I just can’t pull it off. I either miss the other person by a full foot or I just about knock heads with them. So I try to avoid the situation altogether by being ready, in all situations where the semi-professional cheek kiss might come up, to instead exchange a hearty handshake. It’s not ideal; look too eager to shake everybody’s hand and you risk coming across like a particularly unhinged mayoral candidate. But if it keeps me from inadvertently head-butting gallery owners or public relations professionals, it’s a small price to pay.
I bring it up because Art Basel and Miami Art Week are upon us, and this is prime semi-professional cheek kiss season. It’s also the time when the great and good of the art world descend on Miami and, increasingly, Fort Lauderdale as well. In this month’s issue, Christiana Lilly looks at the ways local arts leaders are tempting the Baselrati northwards – and how that fits into larger plans to let more of the world know about our long-established arts scene.

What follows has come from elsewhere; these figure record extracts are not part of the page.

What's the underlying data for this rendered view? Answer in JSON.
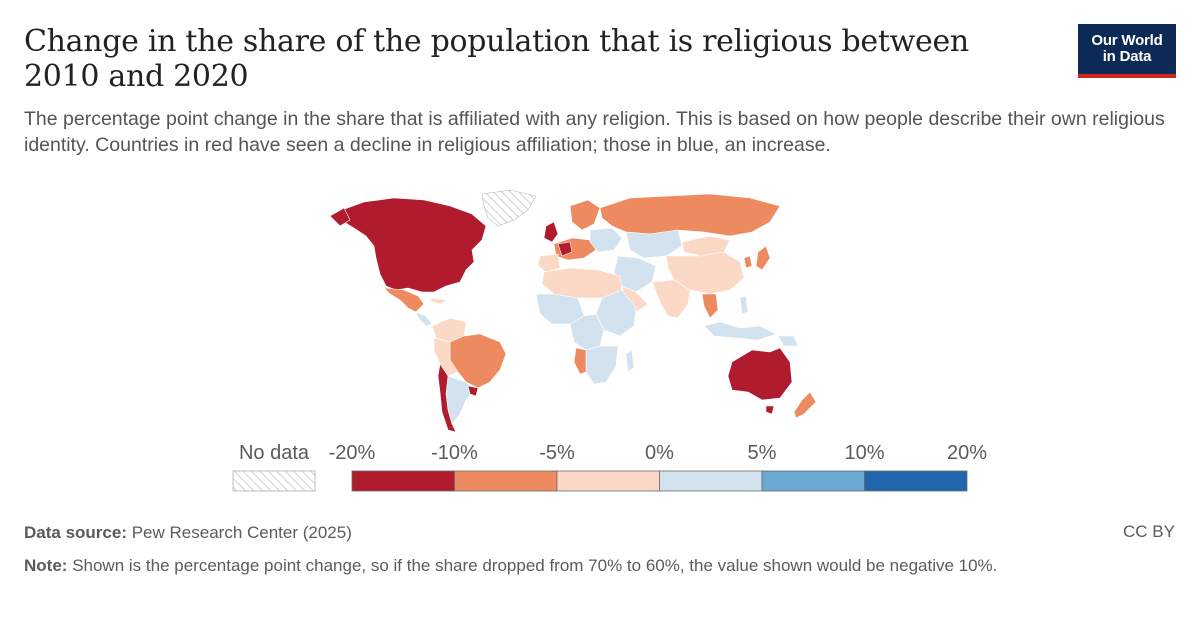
{
  "header": {
    "title": "Change in the share of the population that is religious between 2010 and 2020",
    "subtitle": "The percentage point change in the share that is affiliated with any religion. This is based on how people describe their own religious identity. Countries in red have seen a decline in religious affiliation; those in blue, an increase."
  },
  "logo": {
    "line1": "Our World",
    "line2": "in Data",
    "bg": "#0d2a56",
    "accent": "#ce261e"
  },
  "map_data": {
    "type": "choropleth",
    "regions": [
      {
        "name": "North America (US & Canada)",
        "bin": "-20% to -10%",
        "color": "#b01c2e"
      },
      {
        "name": "Mexico",
        "bin": "-10% to -5%",
        "color": "#ee8a5f"
      },
      {
        "name": "Uruguay",
        "bin": "-20% to -10%",
        "color": "#b01c2e"
      },
      {
        "name": "Chile",
        "bin": "-20% to -10%",
        "color": "#b01c2e"
      },
      {
        "name": "Brazil",
        "bin": "-10% to -5%",
        "color": "#ee8a5f"
      },
      {
        "name": "Argentina",
        "bin": "0% to 5%",
        "color": "#d2e3ef"
      },
      {
        "name": "Australia",
        "bin": "-20% to -10%",
        "color": "#b01c2e"
      },
      {
        "name": "New Zealand",
        "bin": "-10% to -5%",
        "color": "#ee8a5f"
      },
      {
        "name": "Russia",
        "bin": "-10% to -5%",
        "color": "#ee8a5f"
      },
      {
        "name": "Kazakhstan",
        "bin": "0% to 5%",
        "color": "#d2e3ef"
      },
      {
        "name": "China",
        "bin": "-5% to 0%",
        "color": "#fbd9c6"
      },
      {
        "name": "Japan",
        "bin": "-10% to -5%",
        "color": "#ee8a5f"
      },
      {
        "name": "United Kingdom",
        "bin": "-20% to -10%",
        "color": "#b01c2e"
      },
      {
        "name": "Namibia",
        "bin": "-10% to -5%",
        "color": "#ee8a5f"
      },
      {
        "name": "Greenland",
        "bin": "No data",
        "color": "hatched"
      }
    ]
  },
  "legend": {
    "no_data_label": "No data",
    "ticks": [
      "-20%",
      "-10%",
      "-5%",
      "0%",
      "5%",
      "10%",
      "20%"
    ],
    "bins": [
      {
        "range": "-20% to -10%",
        "color": "#b01c2e"
      },
      {
        "range": "-10% to -5%",
        "color": "#ee8a5f"
      },
      {
        "range": "-5% to 0%",
        "color": "#fbd9c6"
      },
      {
        "range": "0% to 5%",
        "color": "#d2e3ef"
      },
      {
        "range": "5% to 10%",
        "color": "#6aa9d1"
      },
      {
        "range": "10% to 20%",
        "color": "#2166ac"
      }
    ]
  },
  "footer": {
    "source_label": "Data source:",
    "source_text": "Pew Research Center (2025)",
    "license": "CC BY",
    "note_label": "Note:",
    "note_text": "Shown is the percentage point change, so if the share dropped from 70% to 60%, the value shown would be negative 10%."
  }
}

Local artist, curator and cultural consultant Tara Chadwick also writes about the importance of what’s happening. One line in particular stands out for me. “Public art,” she writes, “ is our multigenerational playground, a place where we explore the things that matter to us, like the parts of our heritage and history where we find threads of stories that can be woven together to create a common understanding.”

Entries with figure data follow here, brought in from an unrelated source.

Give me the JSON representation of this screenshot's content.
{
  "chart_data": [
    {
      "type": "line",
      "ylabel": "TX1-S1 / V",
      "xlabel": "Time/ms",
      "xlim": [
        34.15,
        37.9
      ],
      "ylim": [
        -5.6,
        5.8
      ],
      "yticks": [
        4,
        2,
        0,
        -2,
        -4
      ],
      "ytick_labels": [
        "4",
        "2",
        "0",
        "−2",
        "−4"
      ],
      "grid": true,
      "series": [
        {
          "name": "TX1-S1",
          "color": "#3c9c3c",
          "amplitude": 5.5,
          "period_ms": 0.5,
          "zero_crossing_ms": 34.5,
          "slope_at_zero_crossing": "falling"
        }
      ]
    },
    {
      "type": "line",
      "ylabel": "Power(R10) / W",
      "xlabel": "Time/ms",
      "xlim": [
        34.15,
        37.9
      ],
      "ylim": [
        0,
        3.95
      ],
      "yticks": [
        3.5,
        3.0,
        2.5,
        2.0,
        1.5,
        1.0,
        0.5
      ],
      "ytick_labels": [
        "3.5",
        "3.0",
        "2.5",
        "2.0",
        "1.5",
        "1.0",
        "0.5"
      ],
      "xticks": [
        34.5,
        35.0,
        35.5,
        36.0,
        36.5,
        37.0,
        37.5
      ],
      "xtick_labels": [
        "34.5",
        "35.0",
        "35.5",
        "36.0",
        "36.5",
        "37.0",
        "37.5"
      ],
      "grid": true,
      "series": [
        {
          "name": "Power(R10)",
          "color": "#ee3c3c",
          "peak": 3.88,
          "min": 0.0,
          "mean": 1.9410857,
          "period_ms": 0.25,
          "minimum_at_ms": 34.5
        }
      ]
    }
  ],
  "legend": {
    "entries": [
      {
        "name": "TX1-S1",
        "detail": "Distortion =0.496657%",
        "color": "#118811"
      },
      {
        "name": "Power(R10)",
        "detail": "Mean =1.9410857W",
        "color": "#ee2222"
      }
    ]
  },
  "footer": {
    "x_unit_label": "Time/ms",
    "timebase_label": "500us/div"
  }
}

We want more people outside our community to know our art – and, let’s be blunt, pay the kind of money that allows our artists to keep making it. But it’s us who benefit the most. Local artists tell our stories; when we interact with them, we know ourselves better.
So I’m looking forward to the big South Florida art season. Not because bringing in high-dollar art enthusiasts is the goal in and of itself, but because we want to see our art community continue to thrive and grow. So Baselrati, I welcome you. With this, a firm handshake.